Ächzend kam ich plötzlich unsanft auf dem Boden auf. Ich hatte wohl ein Schlagloch übersehen, dachte ich zumindest. Die Wahrheit allerdings war eine ganz andere. Irgendwas hatte sich um mein linkes Bein gewickelt und mich zu Boden gerissen. Meine Handflächen brannten leicht, als das Holz und die kleinen Steine sich in meine Haut bohrten. Ich musste nicht nachsehen um zu wissen, das sie rot waren, ebenso wenig musste ich mich bewegen um zu wissen, das mein Hintern höllisch schmerzte.
»Du bist ein ganz schön böser Junge und so gut wie Tod.« In jenem Moment hatte ich mit vielem gerechnet.
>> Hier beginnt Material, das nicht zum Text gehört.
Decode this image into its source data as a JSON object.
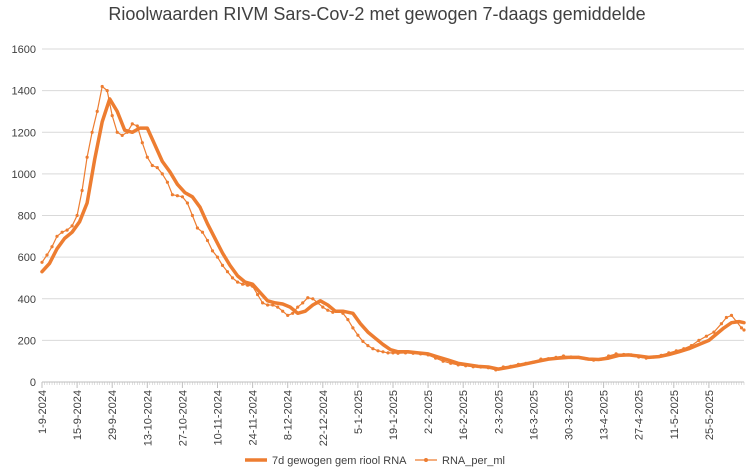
{
  "chart_data": {
    "type": "line",
    "title": "Rioolwaarden RIVM Sars-Cov-2 met gewogen 7-daags gemiddelde",
    "xlabel": "",
    "ylabel": "",
    "ylim": [
      0,
      1600
    ],
    "yticks": [
      0,
      200,
      400,
      600,
      800,
      1000,
      1200,
      1400,
      1600
    ],
    "xlim": [
      "2024-09-01",
      "2025-06-08"
    ],
    "xticks": [
      "1-9-2024",
      "15-9-2024",
      "29-9-2024",
      "13-10-2024",
      "27-10-2024",
      "10-11-2024",
      "24-11-2024",
      "8-12-2024",
      "22-12-2024",
      "5-1-2025",
      "19-1-2025",
      "2-2-2025",
      "16-2-2025",
      "2-3-2025",
      "16-3-2025",
      "30-3-2025",
      "13-4-2025",
      "27-4-2025",
      "11-5-2025",
      "25-5-2025"
    ],
    "grid": true,
    "legend": "bottom",
    "series": [
      {
        "name": "7d gewogen gem riool RNA",
        "color": "#ED7D31",
        "marker": "none",
        "points": [
          [
            "2024-09-01",
            530
          ],
          [
            "2024-09-04",
            570
          ],
          [
            "2024-09-07",
            640
          ],
          [
            "2024-09-10",
            690
          ],
          [
            "2024-09-13",
            720
          ],
          [
            "2024-09-16",
            770
          ],
          [
            "2024-09-19",
            860
          ],
          [
            "2024-09-22",
            1070
          ],
          [
            "2024-09-25",
            1250
          ],
          [
            "2024-09-28",
            1360
          ],
          [
            "2024-10-01",
            1300
          ],
          [
            "2024-10-04",
            1210
          ],
          [
            "2024-10-07",
            1200
          ],
          [
            "2024-10-10",
            1220
          ],
          [
            "2024-10-13",
            1220
          ],
          [
            "2024-10-16",
            1140
          ],
          [
            "2024-10-19",
            1060
          ],
          [
            "2024-10-22",
            1010
          ],
          [
            "2024-10-25",
            950
          ],
          [
            "2024-10-28",
            910
          ],
          [
            "2024-10-31",
            890
          ],
          [
            "2024-11-03",
            840
          ],
          [
            "2024-11-06",
            760
          ],
          [
            "2024-11-09",
            690
          ],
          [
            "2024-11-12",
            620
          ],
          [
            "2024-11-15",
            560
          ],
          [
            "2024-11-18",
            510
          ],
          [
            "2024-11-21",
            480
          ],
          [
            "2024-11-24",
            470
          ],
          [
            "2024-11-27",
            430
          ],
          [
            "2024-11-30",
            390
          ],
          [
            "2024-12-03",
            380
          ],
          [
            "2024-12-06",
            375
          ],
          [
            "2024-12-09",
            360
          ],
          [
            "2024-12-12",
            330
          ],
          [
            "2024-12-15",
            340
          ],
          [
            "2024-12-18",
            370
          ],
          [
            "2024-12-21",
            390
          ],
          [
            "2024-12-24",
            370
          ],
          [
            "2024-12-27",
            340
          ],
          [
            "2024-12-30",
            340
          ],
          [
            "2025-01-03",
            330
          ],
          [
            "2025-01-06",
            280
          ],
          [
            "2025-01-09",
            240
          ],
          [
            "2025-01-12",
            210
          ],
          [
            "2025-01-15",
            180
          ],
          [
            "2025-01-18",
            155
          ],
          [
            "2025-01-21",
            145
          ],
          [
            "2025-01-25",
            145
          ],
          [
            "2025-01-29",
            140
          ],
          [
            "2025-02-02",
            135
          ],
          [
            "2025-02-06",
            120
          ],
          [
            "2025-02-10",
            105
          ],
          [
            "2025-02-14",
            90
          ],
          [
            "2025-02-18",
            82
          ],
          [
            "2025-02-22",
            75
          ],
          [
            "2025-02-26",
            72
          ],
          [
            "2025-03-02",
            62
          ],
          [
            "2025-03-06",
            70
          ],
          [
            "2025-03-10",
            80
          ],
          [
            "2025-03-14",
            90
          ],
          [
            "2025-03-18",
            100
          ],
          [
            "2025-03-22",
            110
          ],
          [
            "2025-03-26",
            115
          ],
          [
            "2025-03-30",
            118
          ],
          [
            "2025-04-03",
            118
          ],
          [
            "2025-04-07",
            110
          ],
          [
            "2025-04-11",
            108
          ],
          [
            "2025-04-15",
            115
          ],
          [
            "2025-04-19",
            128
          ],
          [
            "2025-04-23",
            130
          ],
          [
            "2025-04-27",
            125
          ],
          [
            "2025-05-01",
            118
          ],
          [
            "2025-05-05",
            122
          ],
          [
            "2025-05-09",
            132
          ],
          [
            "2025-05-13",
            145
          ],
          [
            "2025-05-17",
            160
          ],
          [
            "2025-05-21",
            180
          ],
          [
            "2025-05-25",
            200
          ],
          [
            "2025-05-28",
            230
          ],
          [
            "2025-05-31",
            260
          ],
          [
            "2025-06-03",
            285
          ],
          [
            "2025-06-06",
            290
          ],
          [
            "2025-06-08",
            285
          ]
        ]
      },
      {
        "name": "RNA_per_ml",
        "color": "#ED7D31",
        "marker": "dot",
        "points": [
          [
            "2024-09-01",
            575
          ],
          [
            "2024-09-03",
            610
          ],
          [
            "2024-09-05",
            650
          ],
          [
            "2024-09-07",
            700
          ],
          [
            "2024-09-09",
            720
          ],
          [
            "2024-09-11",
            730
          ],
          [
            "2024-09-13",
            750
          ],
          [
            "2024-09-15",
            800
          ],
          [
            "2024-09-17",
            920
          ],
          [
            "2024-09-19",
            1080
          ],
          [
            "2024-09-21",
            1200
          ],
          [
            "2024-09-23",
            1300
          ],
          [
            "2024-09-25",
            1420
          ],
          [
            "2024-09-27",
            1400
          ],
          [
            "2024-09-29",
            1280
          ],
          [
            "2024-10-01",
            1200
          ],
          [
            "2024-10-03",
            1185
          ],
          [
            "2024-10-05",
            1200
          ],
          [
            "2024-10-07",
            1240
          ],
          [
            "2024-10-09",
            1230
          ],
          [
            "2024-10-11",
            1150
          ],
          [
            "2024-10-13",
            1080
          ],
          [
            "2024-10-15",
            1040
          ],
          [
            "2024-10-17",
            1030
          ],
          [
            "2024-10-19",
            1000
          ],
          [
            "2024-10-21",
            960
          ],
          [
            "2024-10-23",
            900
          ],
          [
            "2024-10-25",
            895
          ],
          [
            "2024-10-27",
            890
          ],
          [
            "2024-10-29",
            860
          ],
          [
            "2024-10-31",
            800
          ],
          [
            "2024-11-02",
            740
          ],
          [
            "2024-11-04",
            720
          ],
          [
            "2024-11-06",
            680
          ],
          [
            "2024-11-08",
            630
          ],
          [
            "2024-11-10",
            600
          ],
          [
            "2024-11-12",
            560
          ],
          [
            "2024-11-14",
            530
          ],
          [
            "2024-11-16",
            500
          ],
          [
            "2024-11-18",
            480
          ],
          [
            "2024-11-20",
            470
          ],
          [
            "2024-11-22",
            465
          ],
          [
            "2024-11-24",
            460
          ],
          [
            "2024-11-26",
            420
          ],
          [
            "2024-11-28",
            380
          ],
          [
            "2024-11-30",
            370
          ],
          [
            "2024-12-02",
            370
          ],
          [
            "2024-12-04",
            360
          ],
          [
            "2024-12-06",
            340
          ],
          [
            "2024-12-08",
            320
          ],
          [
            "2024-12-10",
            330
          ],
          [
            "2024-12-12",
            360
          ],
          [
            "2024-12-14",
            380
          ],
          [
            "2024-12-16",
            405
          ],
          [
            "2024-12-18",
            400
          ],
          [
            "2024-12-20",
            380
          ],
          [
            "2024-12-22",
            360
          ],
          [
            "2024-12-24",
            345
          ],
          [
            "2024-12-26",
            335
          ],
          [
            "2024-12-28",
            340
          ],
          [
            "2024-12-30",
            330
          ],
          [
            "2025-01-01",
            300
          ],
          [
            "2025-01-03",
            260
          ],
          [
            "2025-01-05",
            225
          ],
          [
            "2025-01-07",
            195
          ],
          [
            "2025-01-09",
            175
          ],
          [
            "2025-01-11",
            160
          ],
          [
            "2025-01-13",
            150
          ],
          [
            "2025-01-15",
            145
          ],
          [
            "2025-01-17",
            140
          ],
          [
            "2025-01-19",
            140
          ],
          [
            "2025-01-21",
            138
          ],
          [
            "2025-01-24",
            140
          ],
          [
            "2025-01-27",
            138
          ],
          [
            "2025-01-30",
            135
          ],
          [
            "2025-02-02",
            130
          ],
          [
            "2025-02-05",
            115
          ],
          [
            "2025-02-08",
            100
          ],
          [
            "2025-02-11",
            90
          ],
          [
            "2025-02-14",
            82
          ],
          [
            "2025-02-17",
            78
          ],
          [
            "2025-02-20",
            73
          ],
          [
            "2025-02-23",
            72
          ],
          [
            "2025-02-26",
            68
          ],
          [
            "2025-03-01",
            58
          ],
          [
            "2025-03-04",
            72
          ],
          [
            "2025-03-07",
            75
          ],
          [
            "2025-03-10",
            85
          ],
          [
            "2025-03-13",
            90
          ],
          [
            "2025-03-16",
            95
          ],
          [
            "2025-03-19",
            110
          ],
          [
            "2025-03-22",
            112
          ],
          [
            "2025-03-25",
            118
          ],
          [
            "2025-03-28",
            125
          ],
          [
            "2025-03-31",
            120
          ],
          [
            "2025-04-03",
            118
          ],
          [
            "2025-04-06",
            112
          ],
          [
            "2025-04-09",
            105
          ],
          [
            "2025-04-12",
            110
          ],
          [
            "2025-04-15",
            125
          ],
          [
            "2025-04-18",
            135
          ],
          [
            "2025-04-21",
            132
          ],
          [
            "2025-04-24",
            130
          ],
          [
            "2025-04-27",
            120
          ],
          [
            "2025-04-30",
            115
          ],
          [
            "2025-05-03",
            120
          ],
          [
            "2025-05-06",
            128
          ],
          [
            "2025-05-09",
            140
          ],
          [
            "2025-05-12",
            150
          ],
          [
            "2025-05-15",
            160
          ],
          [
            "2025-05-18",
            175
          ],
          [
            "2025-05-21",
            200
          ],
          [
            "2025-05-24",
            220
          ],
          [
            "2025-05-27",
            240
          ],
          [
            "2025-05-30",
            280
          ],
          [
            "2025-06-01",
            310
          ],
          [
            "2025-06-03",
            320
          ],
          [
            "2025-06-05",
            290
          ],
          [
            "2025-06-07",
            260
          ],
          [
            "2025-06-08",
            250
          ]
        ]
      }
    ]
  }
}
Doch als meine blauen Augen die Gestalt vor mir erkannten, musste auch ich schwer schlucken. Es war nicht Azriel, der im Dunklen auf mich gewartet hatte. Sie war zwar auch ein Alpha, aber eben nicht der Alpha. Ganz recht, einige Meter vor mir stand eine Frau. Das Werkzeug in ihrer Hand war wohl für meinen Fall verantwortlich, denn ich sah grade noch wie sie die lange Peitsche ein wenig um ihre Hand wickelte, bevor plötzlich alles schwarz wurde.